Even as the extensive brain trust assembled by Sir Jim Ratcliffe to reinvigorate the playing side of the club were checking the details of his contract ahead of firing him the following morning, it was evident from his demeanour that the manager thought he was still in charge. And after he had spoken about the failings of VAR and his players’ haplessness in front of goal when facing West Ham, he addressed some questions from the media about the forthcoming Carabao Cup tie against Leicester City.
As is the way of such arrangements, his answers were to be the subject of an embargo, not to be published until Tuesday lunchtime; there to serve as a preview for the midweek match. Instead, with the benefit of imposed hindsight, they can be seen as a rather sombre obituary for a manager’s career, a swansong for someone who appeared to be as unaware of his impending departure as he was about how to win a football match.
Because in his answers was evidence that, while almost every other observer recognised that the performances he has extracted from his team thus far this season have been tantamount to a note of resignation, he really did not see the P45 heading swiftly in his direction.
Take his response, for instance, to a question about whether he considered 14th in the Premier League with a negative goal difference a legitimate reflection of his and his side’s capabilities.
“We have to do better, that is the ranking,” he said. “But I will tell them [the players] the ranking is not reflecting our performances and our levels.”
Clearly his employers did not share such an opinion. For them, the table does not lie. Ten Hag, though, clearly felt time was still on his side.

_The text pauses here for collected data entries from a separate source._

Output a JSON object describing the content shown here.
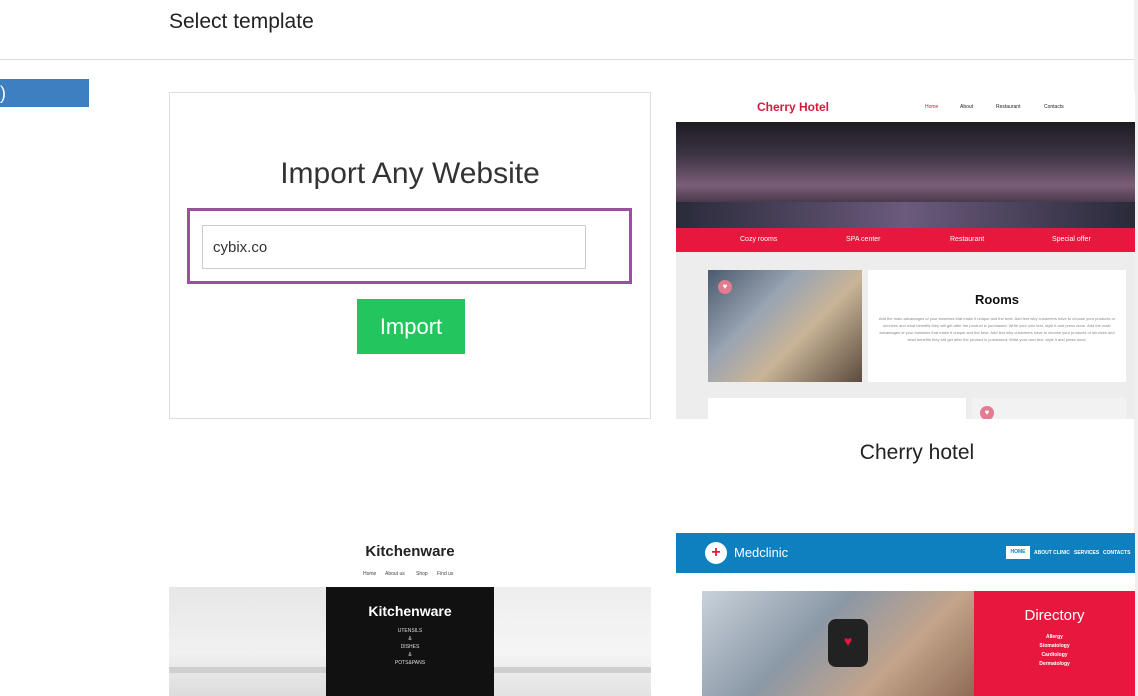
{
  "header": {
    "title": "Select template"
  },
  "side_tab": {
    "label": ")"
  },
  "import": {
    "title": "Import Any Website",
    "input_value": "cybix.co",
    "button_label": "Import"
  },
  "templates": {
    "cherry": {
      "label": "Cherry hotel",
      "logo": "Cherry Hotel",
      "menu": [
        "Home",
        "About",
        "Restaurant",
        "Contacts"
      ],
      "bar_items": [
        "Cozy rooms",
        "SPA center",
        "Restaurant",
        "Special offer"
      ],
      "room_title": "Rooms",
      "room_text": "Add the main advantages of your business that make it unique and the best. Add text why customers have to choose your products or services and what benefits they will get after the product is purchased. Write your own text, style it and press done. Add the main advantages of your business that make it unique and the best. Add text why customers have to choose your products or services and what benefits they will get after the product is purchased. Write your own text, style it and press done."
    },
    "kitchen": {
      "title": "Kitchenware",
      "menu": [
        "Home",
        "About us",
        "Shop",
        "Find us"
      ],
      "center_title": "Kitchenware",
      "center_list": [
        "UTENSILS",
        "&",
        "DISHES",
        "&",
        "POTS&PANS"
      ]
    },
    "med": {
      "logo": "Medclinic",
      "nav_active": "HOME",
      "nav_items": [
        "ABOUT CLINIC",
        "SERVICES",
        "CONTACTS"
      ],
      "directory_title": "Directory",
      "directory_list": [
        "Allergy",
        "Stomatology",
        "Cardiology",
        "Dermatology"
      ]
    }
  },
  "colors": {
    "accent_purple": "#9b4f9e",
    "import_green": "#22c55e",
    "side_tab_blue": "#3d7fc1",
    "cherry_red": "#e8173e",
    "med_blue": "#0e7fbf"
  }
}
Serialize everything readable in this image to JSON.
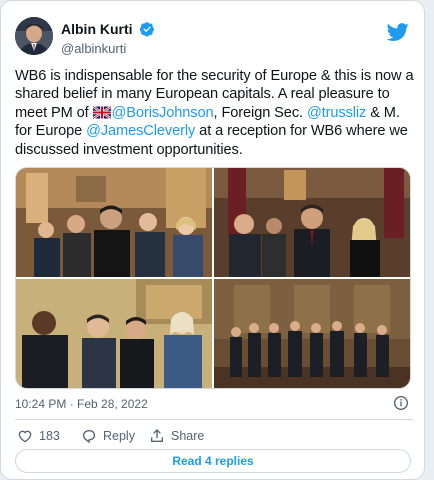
{
  "author": {
    "display_name": "Albin Kurti",
    "handle": "@albinkurti",
    "avatar_icon": "profile-photo",
    "verified_icon": "verified-badge-icon"
  },
  "brand": {
    "icon": "twitter-bird-icon",
    "accent": "#1d9bf0"
  },
  "tweet": {
    "text_1": "WB6 is indispensable for the security of Europe & this is now a shared belief in many European capitals. A real pleasure to meet PM of ",
    "flag_icon": "uk-flag-emoji",
    "mention_1": "@BorisJohnson",
    "text_2": ", Foreign Sec. ",
    "mention_2": "@trussliz",
    "text_3": " & M. for Europe ",
    "mention_3": "@JamesCleverly",
    "text_4": " at a reception for WB6 where we discussed investment opportunities."
  },
  "media": {
    "photos": [
      "reception-photo-1",
      "reception-photo-2",
      "reception-photo-3",
      "reception-photo-4"
    ]
  },
  "meta": {
    "timestamp": "10:24 PM · Feb 28, 2022",
    "info_icon": "info-icon"
  },
  "actions": {
    "like_count": "183",
    "reply_label": "Reply",
    "share_label": "Share"
  },
  "replies_button": "Read 4 replies"
}
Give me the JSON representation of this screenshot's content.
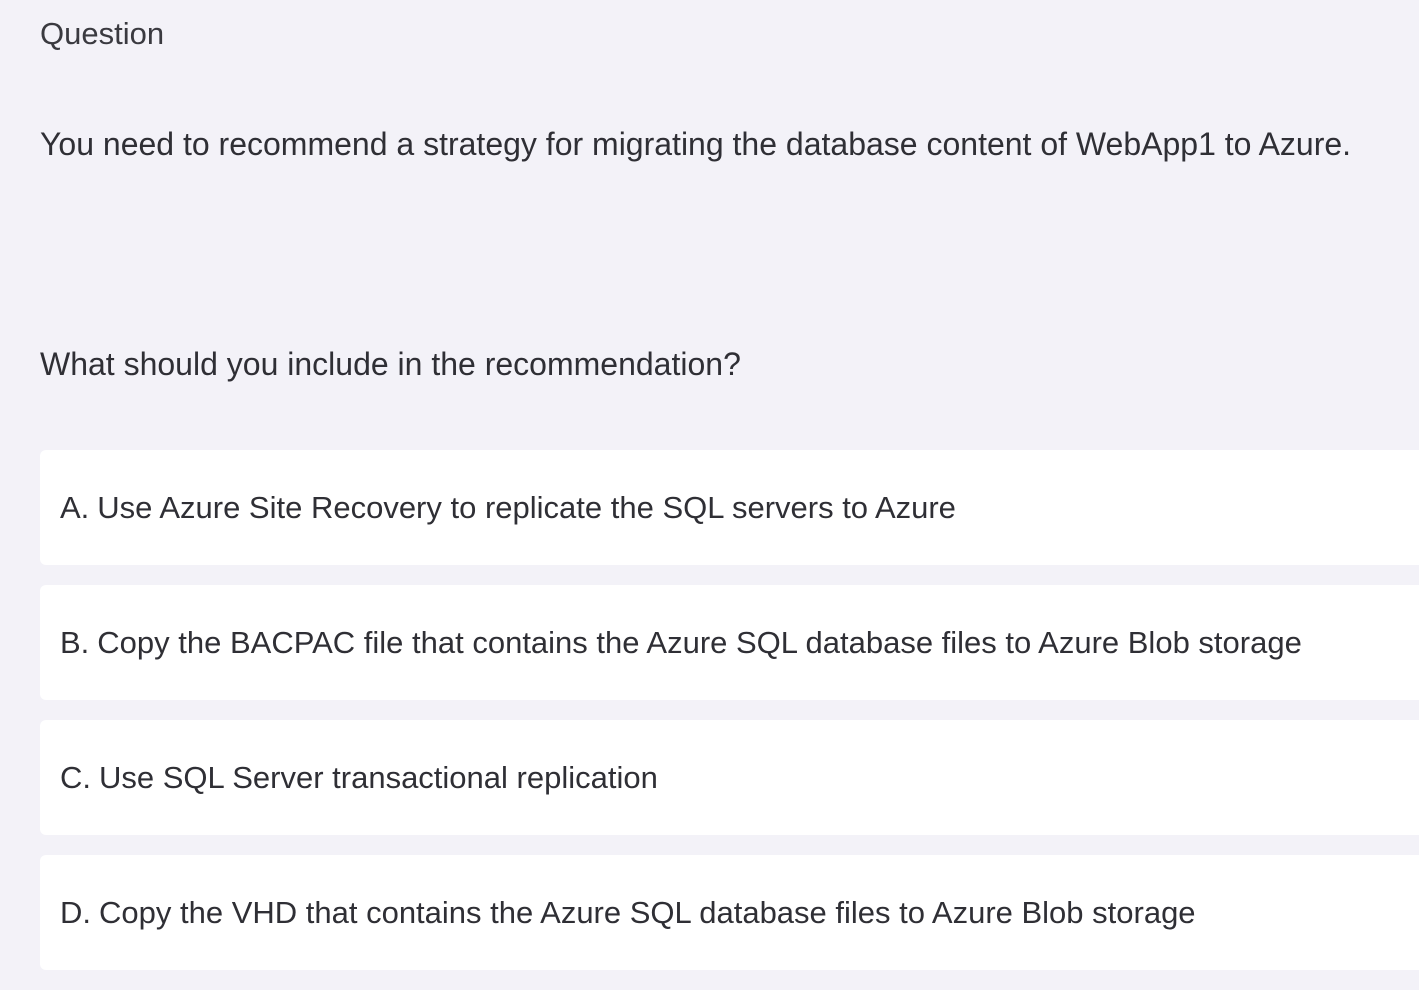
{
  "header": {
    "section_label": "Question"
  },
  "question": {
    "text": "You need to recommend a strategy for migrating the database content of WebApp1 to Azure.",
    "prompt": "What should you include in the recommendation?"
  },
  "options": [
    {
      "letter": "A.",
      "text": "Use Azure Site Recovery to replicate the SQL servers to Azure"
    },
    {
      "letter": "B.",
      "text": "Copy the BACPAC file that contains the Azure SQL database files to Azure Blob storage"
    },
    {
      "letter": "C.",
      "text": "Use SQL Server transactional replication"
    },
    {
      "letter": "D.",
      "text": "Copy the VHD that contains the Azure SQL database files to Azure Blob storage"
    }
  ]
}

“But at the end of the season we have to get this right,” he continued. “It is not easy when you have so many setbacks at the start of the season and to overcome this, but we have to fight back. It will always help when you have a good start because that gives motivation, gives belief, the confidence will grow. We are now in the process on the other side where we are disappointed and we have to deal with setbacks and now we have to find the fuel from setbacks and disappointments.”

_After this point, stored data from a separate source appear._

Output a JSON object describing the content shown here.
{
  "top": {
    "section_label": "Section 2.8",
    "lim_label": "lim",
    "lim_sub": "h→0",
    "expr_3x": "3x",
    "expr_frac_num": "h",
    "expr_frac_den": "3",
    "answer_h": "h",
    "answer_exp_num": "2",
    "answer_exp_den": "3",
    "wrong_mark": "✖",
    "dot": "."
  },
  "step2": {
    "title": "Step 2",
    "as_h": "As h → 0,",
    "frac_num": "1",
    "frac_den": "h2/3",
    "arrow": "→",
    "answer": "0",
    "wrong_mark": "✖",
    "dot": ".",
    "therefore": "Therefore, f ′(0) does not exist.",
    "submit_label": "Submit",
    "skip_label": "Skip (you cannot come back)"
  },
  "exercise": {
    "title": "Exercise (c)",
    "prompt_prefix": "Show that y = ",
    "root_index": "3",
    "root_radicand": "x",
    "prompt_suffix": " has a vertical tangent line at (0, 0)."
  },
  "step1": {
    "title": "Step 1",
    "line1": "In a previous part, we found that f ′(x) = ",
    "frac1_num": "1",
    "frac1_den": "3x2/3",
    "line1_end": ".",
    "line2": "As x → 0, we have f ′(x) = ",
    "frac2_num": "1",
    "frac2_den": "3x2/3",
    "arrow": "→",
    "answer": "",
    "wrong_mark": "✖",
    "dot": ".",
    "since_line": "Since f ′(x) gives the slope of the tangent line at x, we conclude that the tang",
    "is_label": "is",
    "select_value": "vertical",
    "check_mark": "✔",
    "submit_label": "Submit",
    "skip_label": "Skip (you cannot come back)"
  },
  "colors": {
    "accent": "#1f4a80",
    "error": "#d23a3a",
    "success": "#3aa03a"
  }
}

He was then asked if such fuel might come from success in the cup competitions. Would winning the Carabao Cup constitute a good season for him? His reply was revealing.
“Definitely. It is about trophies,” he said. “I don’t want to go into this debate again. There are not so many trophies you can win, if you win a trophy in top football, that is the most important, that is what the fans expect, what we expect – to win a trophy.”

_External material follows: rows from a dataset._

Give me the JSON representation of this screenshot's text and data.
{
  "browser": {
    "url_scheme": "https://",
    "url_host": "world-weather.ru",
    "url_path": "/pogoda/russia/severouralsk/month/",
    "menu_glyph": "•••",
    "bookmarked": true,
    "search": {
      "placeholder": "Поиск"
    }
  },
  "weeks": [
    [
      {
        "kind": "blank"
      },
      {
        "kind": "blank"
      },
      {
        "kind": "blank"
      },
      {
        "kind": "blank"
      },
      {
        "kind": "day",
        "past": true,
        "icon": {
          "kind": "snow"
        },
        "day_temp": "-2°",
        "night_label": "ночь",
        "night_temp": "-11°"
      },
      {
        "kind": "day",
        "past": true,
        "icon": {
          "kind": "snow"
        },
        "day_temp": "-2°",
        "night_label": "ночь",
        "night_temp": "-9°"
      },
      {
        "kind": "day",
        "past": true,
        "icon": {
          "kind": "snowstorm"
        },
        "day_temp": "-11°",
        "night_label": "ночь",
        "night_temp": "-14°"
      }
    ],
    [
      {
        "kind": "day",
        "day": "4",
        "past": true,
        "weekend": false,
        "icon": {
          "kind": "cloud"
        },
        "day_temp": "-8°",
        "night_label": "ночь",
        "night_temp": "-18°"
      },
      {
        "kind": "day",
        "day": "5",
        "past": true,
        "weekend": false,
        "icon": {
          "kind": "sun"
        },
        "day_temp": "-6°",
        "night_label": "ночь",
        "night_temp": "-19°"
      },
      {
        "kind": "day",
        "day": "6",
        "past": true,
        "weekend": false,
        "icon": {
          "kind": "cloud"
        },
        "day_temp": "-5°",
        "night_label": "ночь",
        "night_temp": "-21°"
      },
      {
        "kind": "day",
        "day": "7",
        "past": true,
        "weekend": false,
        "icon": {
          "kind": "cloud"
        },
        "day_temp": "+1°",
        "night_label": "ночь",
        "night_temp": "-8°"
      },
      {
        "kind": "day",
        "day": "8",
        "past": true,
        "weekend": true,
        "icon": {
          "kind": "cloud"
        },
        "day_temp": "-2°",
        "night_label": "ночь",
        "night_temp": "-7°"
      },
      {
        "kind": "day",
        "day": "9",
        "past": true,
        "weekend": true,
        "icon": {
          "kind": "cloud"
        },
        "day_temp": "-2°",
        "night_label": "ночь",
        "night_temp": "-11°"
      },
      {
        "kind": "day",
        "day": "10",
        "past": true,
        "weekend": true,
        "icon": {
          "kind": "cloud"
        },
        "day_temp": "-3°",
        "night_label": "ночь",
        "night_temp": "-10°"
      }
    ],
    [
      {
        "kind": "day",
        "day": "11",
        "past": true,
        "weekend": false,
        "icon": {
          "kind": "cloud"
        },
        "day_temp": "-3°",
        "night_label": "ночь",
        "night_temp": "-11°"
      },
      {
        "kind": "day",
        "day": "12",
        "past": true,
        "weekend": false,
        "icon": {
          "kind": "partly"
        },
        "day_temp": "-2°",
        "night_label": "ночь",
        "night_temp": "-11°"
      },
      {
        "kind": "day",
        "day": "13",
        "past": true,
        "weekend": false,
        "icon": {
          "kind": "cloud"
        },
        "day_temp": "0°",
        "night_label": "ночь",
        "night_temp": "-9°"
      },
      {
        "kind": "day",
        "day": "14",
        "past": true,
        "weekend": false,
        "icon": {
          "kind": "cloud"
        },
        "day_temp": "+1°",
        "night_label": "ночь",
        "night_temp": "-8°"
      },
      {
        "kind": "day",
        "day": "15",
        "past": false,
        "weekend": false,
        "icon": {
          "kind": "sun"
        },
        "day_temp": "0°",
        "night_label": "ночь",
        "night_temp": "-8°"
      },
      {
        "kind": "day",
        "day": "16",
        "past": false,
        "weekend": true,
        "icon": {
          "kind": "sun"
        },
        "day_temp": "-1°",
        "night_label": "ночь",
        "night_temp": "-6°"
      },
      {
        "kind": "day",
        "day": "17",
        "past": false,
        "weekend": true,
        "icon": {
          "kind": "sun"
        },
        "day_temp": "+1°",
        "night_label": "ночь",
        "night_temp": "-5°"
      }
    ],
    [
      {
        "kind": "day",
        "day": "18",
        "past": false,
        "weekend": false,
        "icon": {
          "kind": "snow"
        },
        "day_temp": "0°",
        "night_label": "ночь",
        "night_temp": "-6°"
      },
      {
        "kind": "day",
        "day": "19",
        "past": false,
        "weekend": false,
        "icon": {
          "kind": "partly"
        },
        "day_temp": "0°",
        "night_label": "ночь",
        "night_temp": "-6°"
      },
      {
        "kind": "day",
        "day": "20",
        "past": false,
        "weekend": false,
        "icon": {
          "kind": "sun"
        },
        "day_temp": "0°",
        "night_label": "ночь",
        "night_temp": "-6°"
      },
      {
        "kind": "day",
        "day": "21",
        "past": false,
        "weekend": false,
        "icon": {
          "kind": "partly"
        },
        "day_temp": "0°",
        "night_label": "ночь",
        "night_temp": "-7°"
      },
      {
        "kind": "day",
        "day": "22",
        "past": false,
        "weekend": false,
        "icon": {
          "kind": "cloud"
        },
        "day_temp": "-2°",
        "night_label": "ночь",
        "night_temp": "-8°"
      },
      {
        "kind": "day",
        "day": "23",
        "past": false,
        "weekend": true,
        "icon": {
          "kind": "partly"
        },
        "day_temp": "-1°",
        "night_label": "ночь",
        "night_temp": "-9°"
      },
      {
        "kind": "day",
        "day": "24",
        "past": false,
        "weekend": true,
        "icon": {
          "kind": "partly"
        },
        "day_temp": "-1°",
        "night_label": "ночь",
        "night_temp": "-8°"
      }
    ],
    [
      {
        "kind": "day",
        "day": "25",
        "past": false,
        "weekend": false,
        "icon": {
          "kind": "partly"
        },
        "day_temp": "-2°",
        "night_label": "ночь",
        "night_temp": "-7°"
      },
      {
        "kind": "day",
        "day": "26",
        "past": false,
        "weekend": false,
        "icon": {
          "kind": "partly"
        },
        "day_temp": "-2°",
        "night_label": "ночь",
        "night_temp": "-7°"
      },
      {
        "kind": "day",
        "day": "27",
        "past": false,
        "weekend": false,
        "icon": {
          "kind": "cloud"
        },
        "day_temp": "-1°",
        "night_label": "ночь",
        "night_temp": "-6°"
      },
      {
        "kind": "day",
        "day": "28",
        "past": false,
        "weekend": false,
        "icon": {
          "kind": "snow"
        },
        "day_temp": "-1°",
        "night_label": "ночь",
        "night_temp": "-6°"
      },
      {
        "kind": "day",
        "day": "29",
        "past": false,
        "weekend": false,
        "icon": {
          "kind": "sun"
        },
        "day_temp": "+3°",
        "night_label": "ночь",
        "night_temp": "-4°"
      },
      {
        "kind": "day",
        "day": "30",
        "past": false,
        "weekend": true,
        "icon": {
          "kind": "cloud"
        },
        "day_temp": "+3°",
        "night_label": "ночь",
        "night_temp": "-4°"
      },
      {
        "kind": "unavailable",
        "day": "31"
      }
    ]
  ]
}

He clearly still believed that the cups he had popped in the Old Trafford trophy room (did he ever mention he had won two?) would continue to shield him from dismissal.
“We have had five opportunities and one we missed, that was the Community Shield,” he concluded. “There are still four to go.”
Four to go? Given the position he had steered the club to in both the Premier League and the Europa League this season, given how poor his team had played thus far, given his tactical arrangements had been exposed time and again, that was a magnificently optimistic reading of potential silverware.
But never mind that. When the meeting with Dan Ashworth and Omar Berrada concluded with his dismissal, he will doubtless have headed back to the Netherlands convinced that he had bequeathed to his successor, whoever that may be, a side already embarked on the pursuit of a quadruple.